Service sector activity rebounds

Amid an increase in business activity, the US services sector picked up last month, surpassing market expectations. The Institute for Supply Management said that its non-manufacturing PMI rose to 52.7 from the 5-month low of 51.8 in October. The rebound was supported by growth in fifteen industries, with transportation and warehousing demonstrating strong activity. New orders remained robust, suggesting steady demand for services, while input prices saw a minor decline offering some relief from inflationary pressures.

BoC cites progress

The Bank of Canada opted to maintain its key interest rate at the 22-year high of 5 percent last week as widely expected, marking the third consecutive meeting of no change. According to the BoC the latest data “suggest the economy is no longer in excess demand”, which implies no rate hikes are expected moving forward. The central bank noted it remains concerned about inflation risks, but refrains from mentioning that risks are increasing, instead highlighting that higher rates are restraining spending and the labor market continues to ease. Growth in Canada’s economy has stalled, and consumption remains weak.

Meanwhile, the unemployment rate rose to 5.8 percent from 5 percent in just seven months, and such loosening of the labor market typically coincides with recessions.
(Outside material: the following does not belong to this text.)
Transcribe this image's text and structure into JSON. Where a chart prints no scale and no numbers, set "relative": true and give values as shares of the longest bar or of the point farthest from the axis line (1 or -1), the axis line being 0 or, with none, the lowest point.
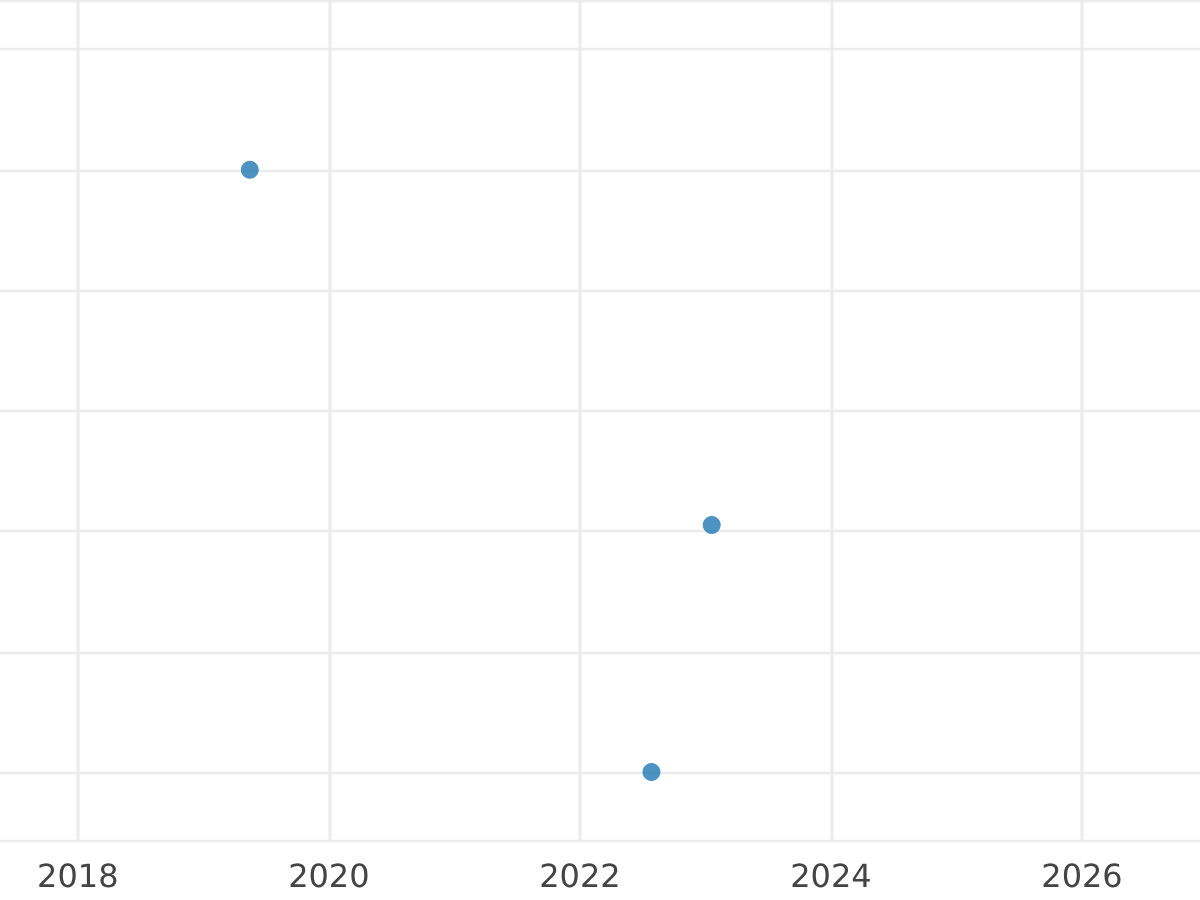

Inflation decelerated to an annual 3.1 percent in October, and many economists do believe a soft landing is still the base-case scenario for the economy. Nevertheless, key risks facing the country’s financial system will be tested. Compared to the US, Canada’s highly indebted households carry shorter-duration mortgages that roll over more quickly, representing a major downside risk to the economy.

RBA holds cash rate steady

The Reserve Bank of Australia also opted to keep rates unchanged at its final meeting of 2023, holding the cash rate at its 12-year high of 4.35 percent. Although the hold was widely anticipated, markets displayed disappointment at the neutral tone in the post-meeting statement, sending the AUD and government bond yields lower. “Higher interest rates are working to establish a more sustainable balance between aggregate supply and demand,” Governor Michele Bullock said. “Holding the cash rate steady at this meeting will allow time to assess the impact of the increases in interest rates on demand, inflation and the labor market.”

Following the meeting, swap traders trimmed their bets on another RBA hike, and are currently pricing in less than a 30 percent chance for an increase in the first half of 2024. The RBA has proven to be more careful in its hiking campaign despite core inflation remaining elevated.